Asheville, North Carolina is funding reparations for its black residents, says the media whose narrative treads harshly over the historic realities of ‘Black Ashevillians’ and their demands for real change. The City Council missed the mark with empty promises of urban renewal and the erasure of efforts to mitigate current racial tension and police brutality. Be it intentional or otherwise, Asheville is one of many communities challenged with the inability to meaningfully confront economic injustice. Understandably so, as the systemic nature of these issues no one can tackle in a day. Yet, there is a lot more saying than there is doing - and there is a lot that can be done.
Note to self: resolutions do not equal reparations.
It is no secret the wealth inequalities that exist in America today. The rich are getting richer as the share of wealth among middle incomes fall; racial gaps are getting worse as median net worth of black families have continued to decline; and poverty is persistent, as neighborhoods with 30 percent or more of the population living in poverty has doubled despite recent economic expansion.

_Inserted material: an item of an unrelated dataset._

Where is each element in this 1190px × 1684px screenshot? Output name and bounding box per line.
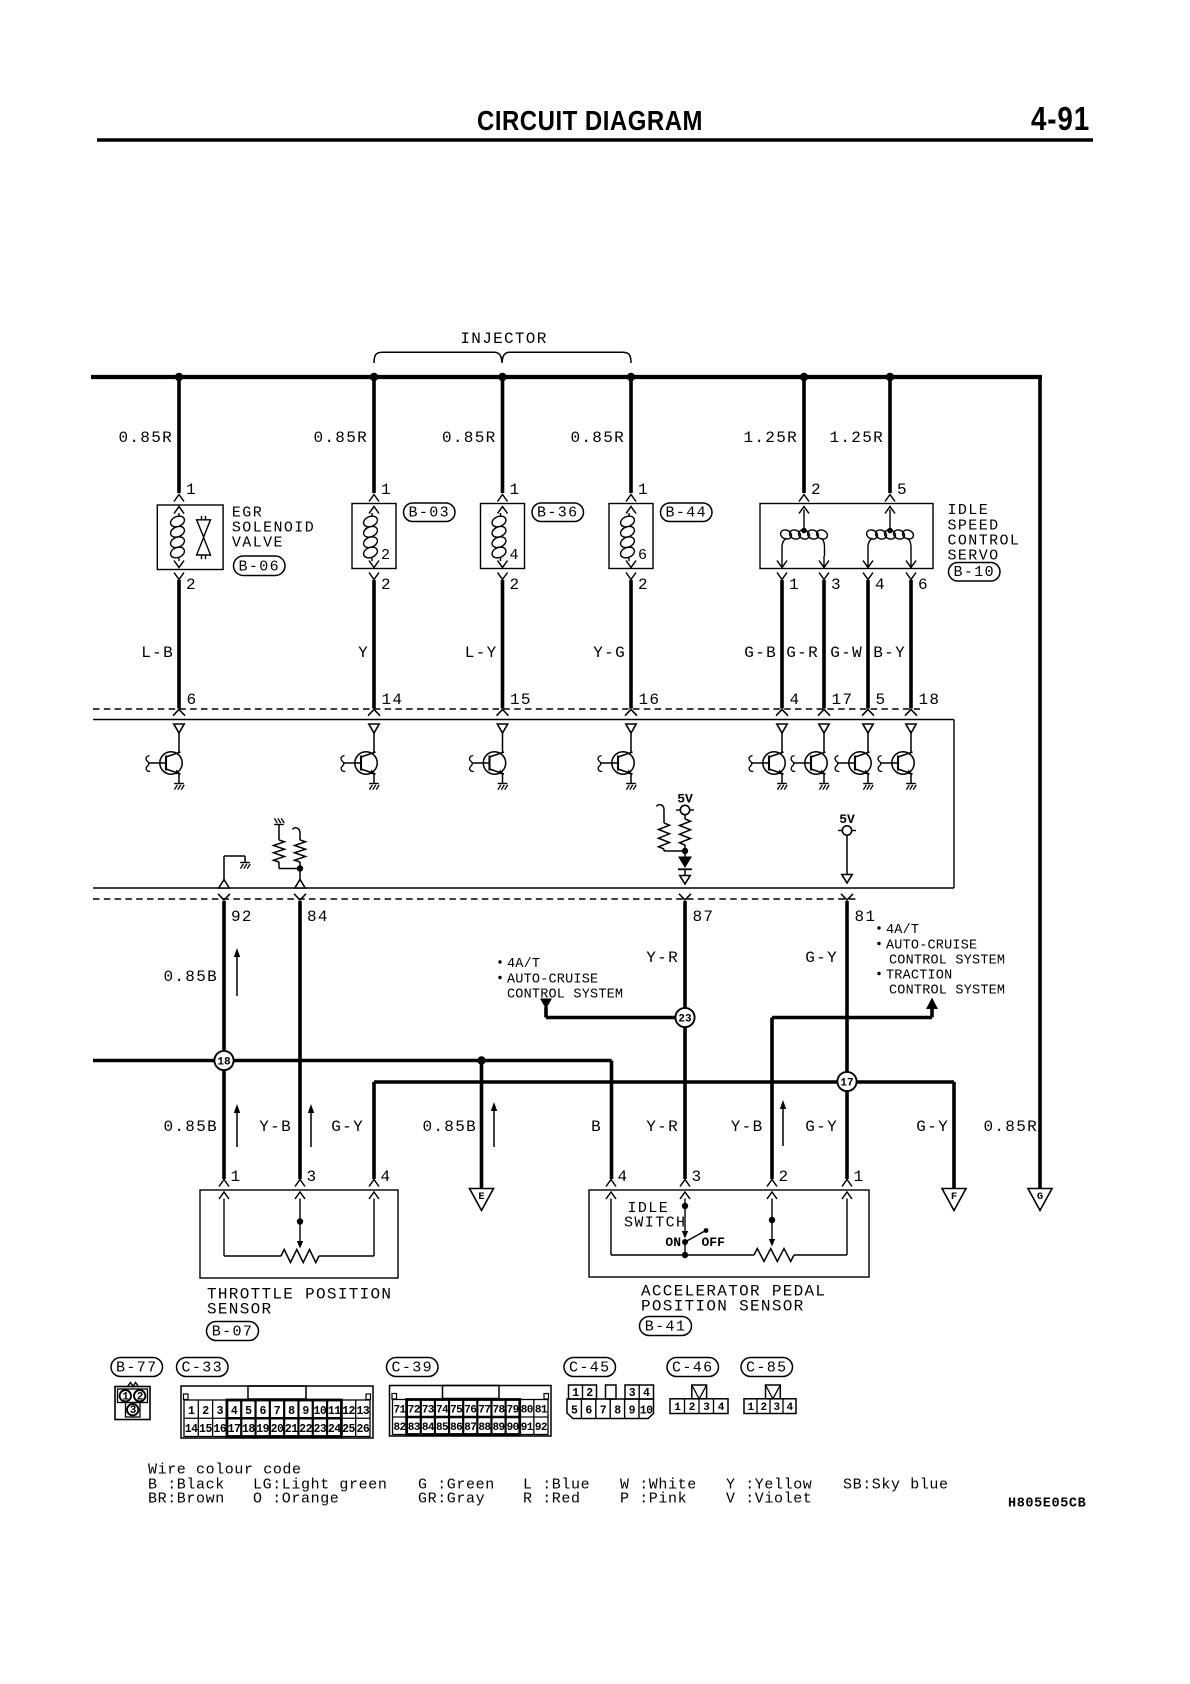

It is also no secret that COVID-19’s impact has weighed disproportionately on Black and brown communities, in terms of health and diagnosis and the economic aftermath of business closures and unemployment.
As communities prepare for COVID relief, post-pandemic recovery, and the role reparations play in dismantling economic injustice, there is an opportunity to make lasting, meaningful change that moves the needle on equity.
As communities prepare for COVID relief, post-pandemic recovery, and the role reparations play in dismantling economic injustice, there is an opportunity to make lasting, meaningful change that moves the needle on equity. It starts by turning an eye towards wealth and wealth creation.
Wealth is defined as the value of assets of worth owned by a person, company, and/or country. McKinsey outlines four key elements that contribute to a family’s ability to build wealth: community context, family wealth, income, and savings.
Using this wealth-generation framework, here are some investments a community should consider putting money toward:
Invest in Communities of Color
Consider reinvesting in assets—cultural and economic—within communities of color, to turn the tide on homes in these communities that have historically been undervalued (according to a 2018 Brookings report). Lower home values make it harder for Black families to accumulate wealth, and feeds into a cycle of community disinvestment and impacts on generational poverty.